Introduction: Nephrotoxicity of chemotherapeutic agents remains a significant complication limiting the efficacy of the treatment. Doxorubicin (DOX) is a broad-spectrum anthracycline commonly utilized in the treatment of diverse malignancies, including leukemia, lymphomas, and solid tumors. DOX-induced nephrotoxicity results in heightened capillary permeability and glomerular atrophy. Eugenol has anesthetic, neuroprotective, antidiabetic, insecticidal, analgesic, and antifungal characteristics, rendering it a multifaceted natural molecule that aids in the prevention and treatment of different ailments. The current work intends to investigate the protective effects of eugenol-chitosan nanoparticles (EC NPs) against doxorubicin-induced nephrotoxicity.

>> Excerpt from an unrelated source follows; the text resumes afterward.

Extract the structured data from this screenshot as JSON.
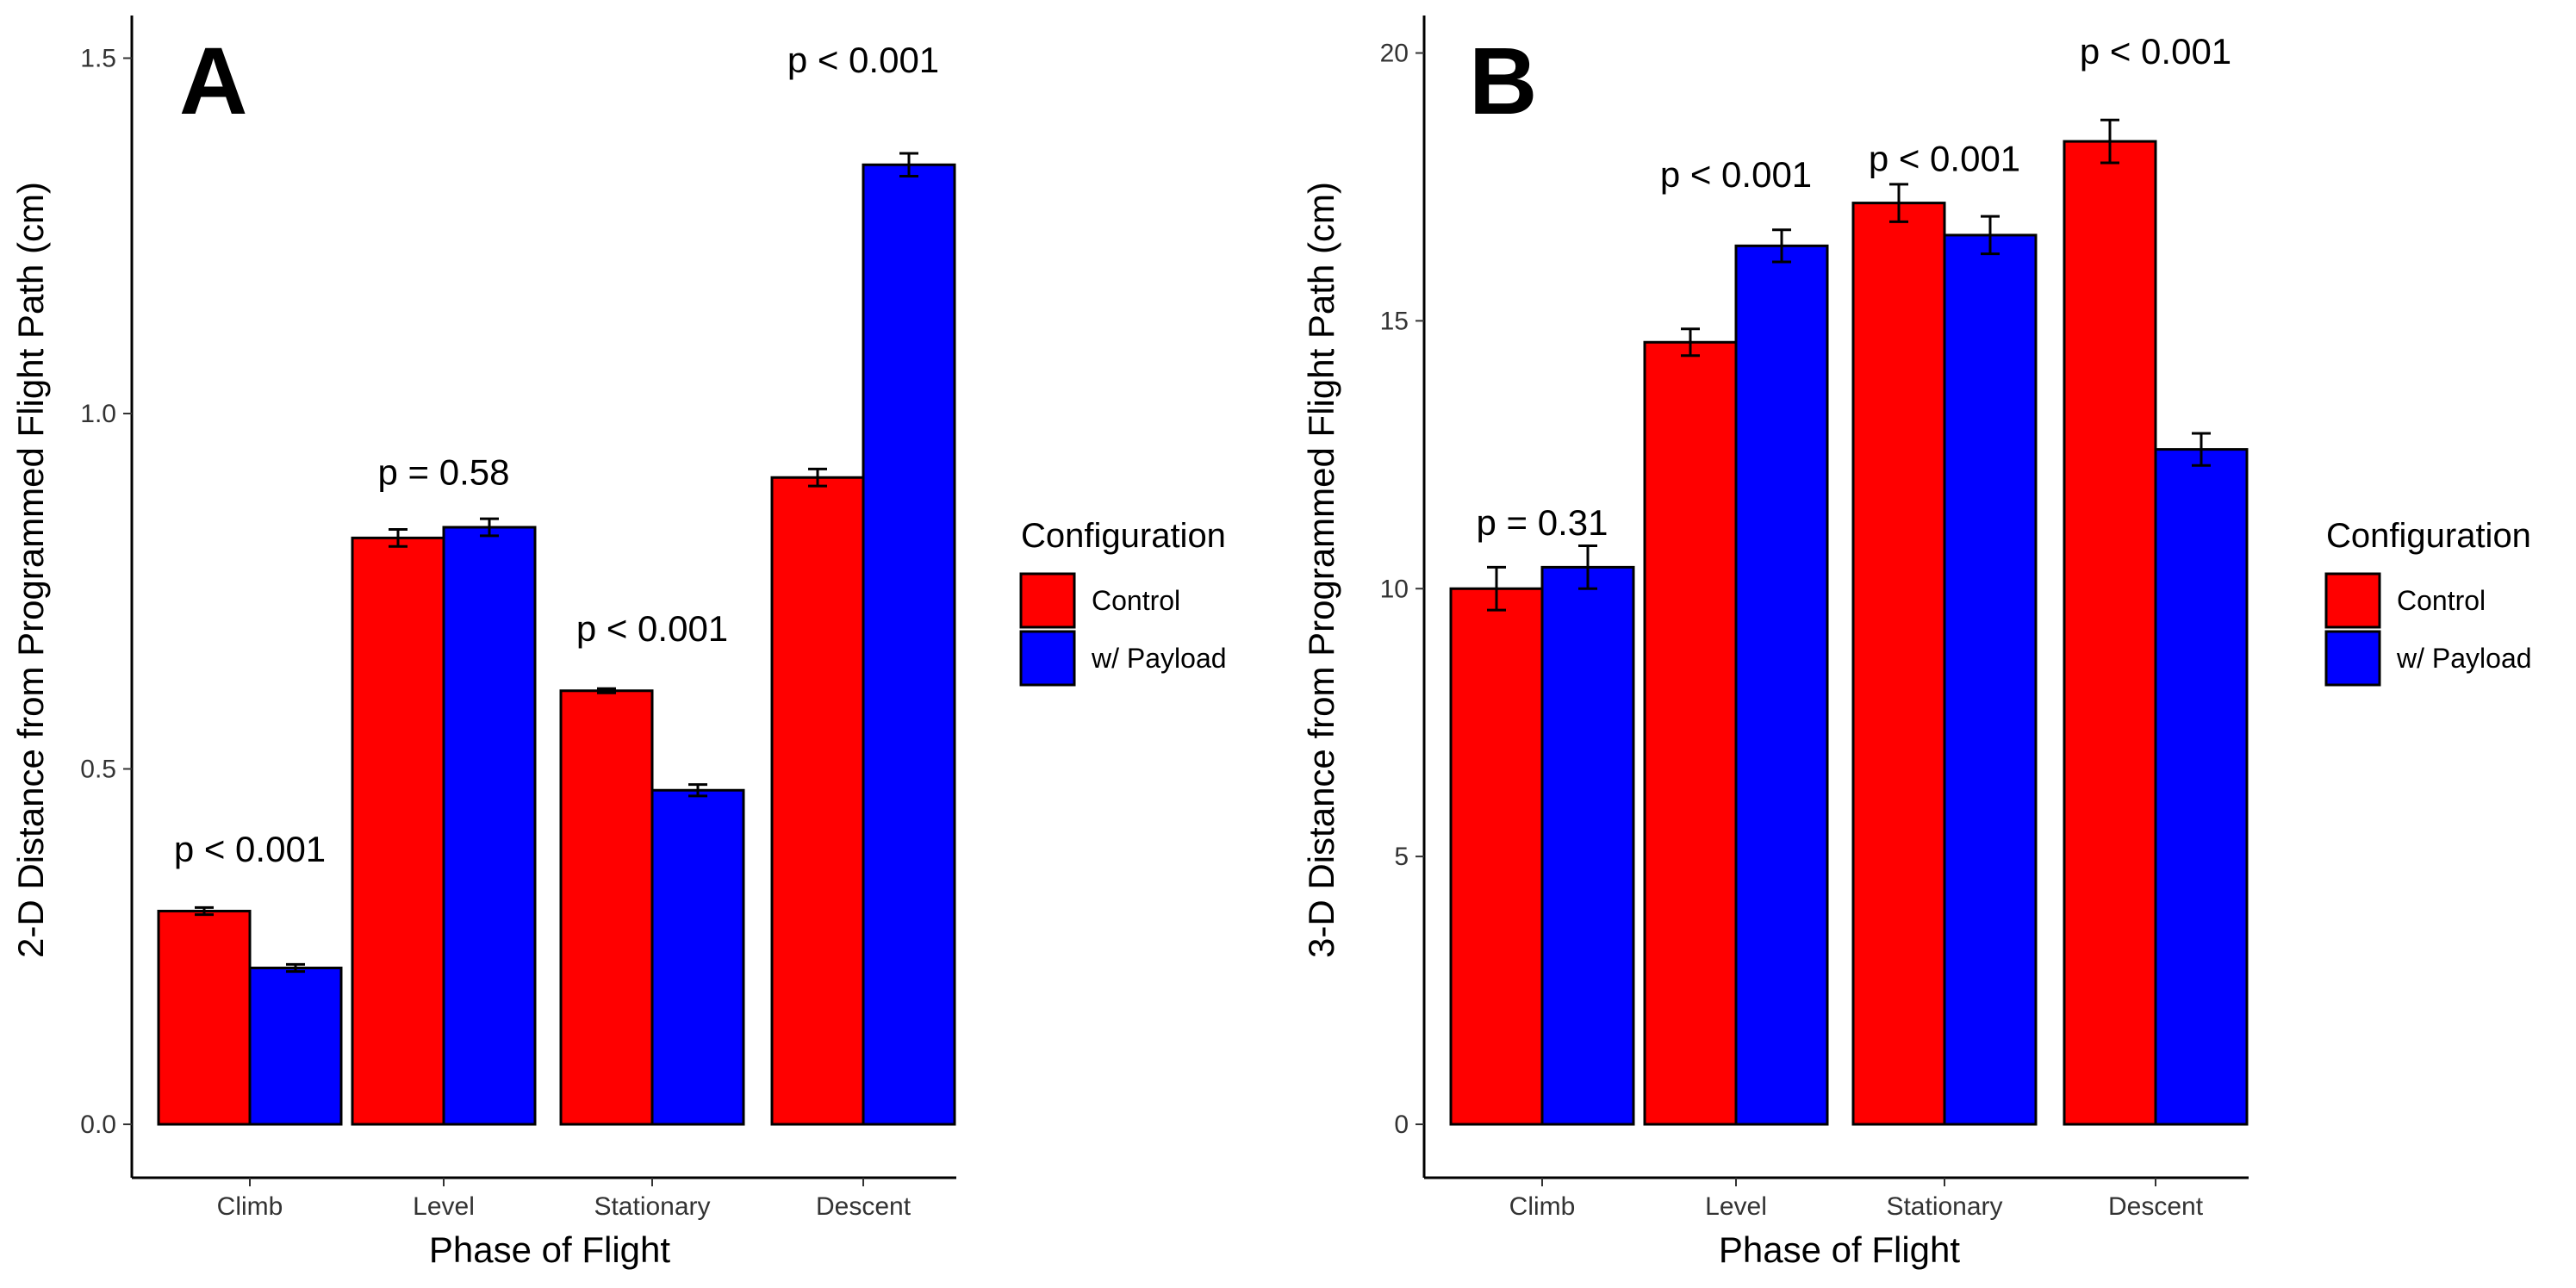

Methods: EC NPs were synthesized by ionic gelation methods and characterized using Fourier transform infrared spectroscopy, X-ray diffraction, and transmission electron microscopy. Nephrotoxicity was induced in rats by DOX injection (3 mg/kg body weight, i.p.) on days 2, 4, 6, 8, 10, and 12. There were five equal groups of forty rats: control, DOX, chitosan (60 mg/kg, body weight), eugenol (1 mg/kg, body weight), and EC NPs (60 mg/kg, body weight). The treatments were administered daily for 2 weeks. Results: A notable reduction was observed in the creatinine, urea, uric acid, microalbumin, sodium, calcium, phosphorus, malondialdehyde, nitric oxide, and DNA fragment concentrations, while glutathione levels reduced and catalase increased after EC NPs administration. EC NPs cause improvements in many histological sections of the kidney. Additionally, EC NPs inhibit caspase expression and stimulate Bcl-2 expression in the kidney. Discussion: The incorporation of eugenol with chitosan produces NPs that enhance the biological activities of eugenol, characterized by antioxidant and antiapoptotic effects, increased bioavailability, and the restoration of renal structure and function. Conclusion: The overall findings validated the protective efficacy of EC NPs against the nephrotoxic effects of DOX.